Overseas, the rules are looser. The Los Angeles Times reported today that the C.I.A. targets militants whose names it does not know, based on a secret presidential order reaffirmed by President Obama. The CIA's drone program has been so ubiquitous, even though its existence remains classified Top Secret, that the president felt comfortable enough to joke about how he might deploy the program to prevent a Jonas Brother from getting too close to his daughters. The fact of the open secret -- and the fact that successful strikes on militants are almost always leaked to the press -- a theoretical contravention of laws against disclosing classified information -- suggests that the administration wants domestic audiences to know that it takes the threat of terrorism extremely seriously, that it is capable of using the Dark Arts to kill bad people, and that it is not to be messed with.

It's easy for the CIA and counterterrorism officials to discuss militant strikes on background, and it's remarkable how little attention the questions about the drone strikes' inherent legality have received. Just ten years ago, the U.S. would openly protest when another country targeted a known terrorist living outside the first country. Today, the U.S. brags about its capacity to kill terrorists at any time around the world with near impunity. And then there are the operations we don't know about it -- the activities of the special operations command's special missions units. They remain black holes, rarely briefed to Congress and subject to very little internal oversight.

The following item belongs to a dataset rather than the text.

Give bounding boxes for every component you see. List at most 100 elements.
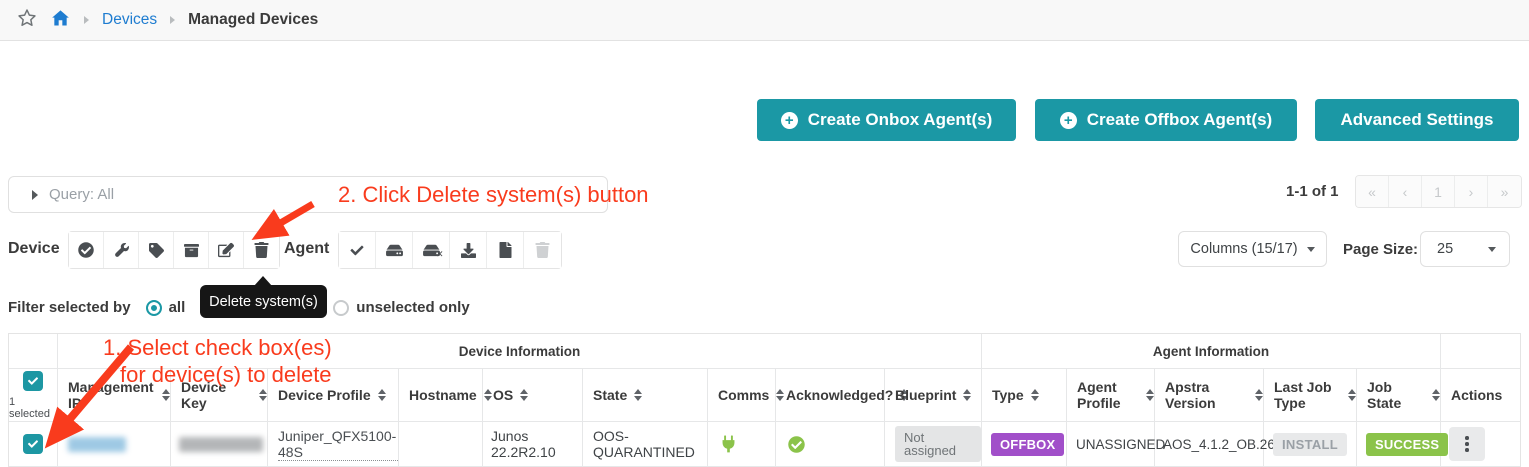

Presidents tend to want to isolate themselves from covert action. Not Obama. As Anne Kornblut reports, Obama participates in a weekly briefing on ongoing and planned covert activities, putting him in the loop and making him directly responsible for the actions of his associates. This is the meeting that Director of National Intelligence Dennis Blair argued that one of his deputies had to be present for, believing that the CIA's notifications to the DNI about its operations were too tardy, perhaps by design. Blair is wary of the drone strike program but is said to recognize that it's been effective in the short term.

When it comes to the perception of domestic counterterrorism activities, the administration goes out of its way to prioritize the role of law enforcement, always backgrounding -- but not de-looping -- intelligence and military assets. The Joint Terrorism Task Forces often include liaisons to intelligence agencies and the military's terrorism task forces.